When you pay with a credit card or using your phone, you don’t actually see the physical transaction of money. Bitcoins are a similar concept and its soaring in popularity. Many are investing now, hoping one day bitcoins will be accepted for everyday use.

The value of a bitcoin has surpassed $17,000, but unlike a one dollar bill, you cannot actually hold a bitcoin. It’s virtual money that’s simply worth whatever others will pay for it.

“People see how fast it's growing and they want to be a part of it," said Chris Sweeney who put a Bitcoin ATM at the Corner Store and More in the Simmons Building in Little Rock.

He sees at least a dozen people a day using it to buy bitcoins. So, what exactly is a bitcoin?

"A way that people can pay for goods and services that avoids the traditional banking system," described Michael Pakko, Chief Economist at U.A. Little Rock.
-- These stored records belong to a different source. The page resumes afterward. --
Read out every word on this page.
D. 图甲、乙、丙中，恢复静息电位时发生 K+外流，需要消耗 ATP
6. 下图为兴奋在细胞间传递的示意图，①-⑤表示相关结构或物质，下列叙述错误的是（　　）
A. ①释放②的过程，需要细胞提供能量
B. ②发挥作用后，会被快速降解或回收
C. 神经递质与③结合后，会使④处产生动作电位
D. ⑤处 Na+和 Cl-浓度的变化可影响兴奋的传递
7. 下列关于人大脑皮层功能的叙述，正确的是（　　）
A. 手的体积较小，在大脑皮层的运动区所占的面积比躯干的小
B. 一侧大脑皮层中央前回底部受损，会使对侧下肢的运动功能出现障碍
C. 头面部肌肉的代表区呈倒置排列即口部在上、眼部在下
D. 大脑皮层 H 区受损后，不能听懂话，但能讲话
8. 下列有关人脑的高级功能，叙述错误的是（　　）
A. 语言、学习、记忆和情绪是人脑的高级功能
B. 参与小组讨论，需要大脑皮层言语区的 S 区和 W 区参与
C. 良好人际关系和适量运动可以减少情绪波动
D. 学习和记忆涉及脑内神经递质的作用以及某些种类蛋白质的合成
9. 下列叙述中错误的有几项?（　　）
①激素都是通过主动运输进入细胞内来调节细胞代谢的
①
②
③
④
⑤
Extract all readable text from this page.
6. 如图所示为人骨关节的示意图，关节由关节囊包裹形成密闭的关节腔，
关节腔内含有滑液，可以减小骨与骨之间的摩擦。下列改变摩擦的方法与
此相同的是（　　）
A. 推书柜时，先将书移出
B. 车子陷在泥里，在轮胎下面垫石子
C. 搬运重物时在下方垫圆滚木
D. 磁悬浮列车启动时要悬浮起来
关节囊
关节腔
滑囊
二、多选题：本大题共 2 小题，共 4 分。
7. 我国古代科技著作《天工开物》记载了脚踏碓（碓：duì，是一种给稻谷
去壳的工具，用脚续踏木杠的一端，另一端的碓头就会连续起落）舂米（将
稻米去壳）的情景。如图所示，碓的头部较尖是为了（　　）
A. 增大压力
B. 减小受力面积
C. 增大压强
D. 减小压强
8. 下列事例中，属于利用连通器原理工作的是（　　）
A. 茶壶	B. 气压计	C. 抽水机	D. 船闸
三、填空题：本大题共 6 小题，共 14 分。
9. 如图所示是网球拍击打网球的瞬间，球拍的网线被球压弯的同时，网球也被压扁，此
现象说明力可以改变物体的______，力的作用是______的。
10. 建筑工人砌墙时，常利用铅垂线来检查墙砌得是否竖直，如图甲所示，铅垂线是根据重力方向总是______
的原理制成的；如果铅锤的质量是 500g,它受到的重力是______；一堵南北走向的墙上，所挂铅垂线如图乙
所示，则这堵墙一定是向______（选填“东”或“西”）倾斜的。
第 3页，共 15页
Bitcoin was created in 2009 by an anonymous computer whiz. It’s a digital form of currency stored in a digital wallet that has no middle man like a bank. It was first obtained through mining, kind of like gold, but it’s all on a computer.

"It’s an alternative to the traditional banking system and a lot of people are attracted to it for that alone," said Pakko.

Bitcoin’s price has soared more than 1,600 percent in 2017, now surpassing a $17,000 dollar value for one bitcoin.

The U.S. Securities and Exchange Commission released a warning Monday on crypto-currencies suggesting that since it’s not governed or protected, it could lead to fraud. The coin isn't registered with the SEC, meaning while there isn't anything stopping it, it hasn’t been approved for trading.

"What we’re looking at is an increase in value based on speculative activity," said Pakko.

That’s because while some businesses like Next Bistro and Bar are accepting bitcoin as payment, it still isn’t widely used in day to day transactions.

"You can’t walk into a physical store and they want your bitcoin, it’s a little too hard for them to accept it right now," said Sweeney.

Many financial leaders advise doing extensive homework before investing in bitcoin. Since there isn't anyone regulating bitcoins, there isn’t a service number you can call, but there are a lot of questions you should ask.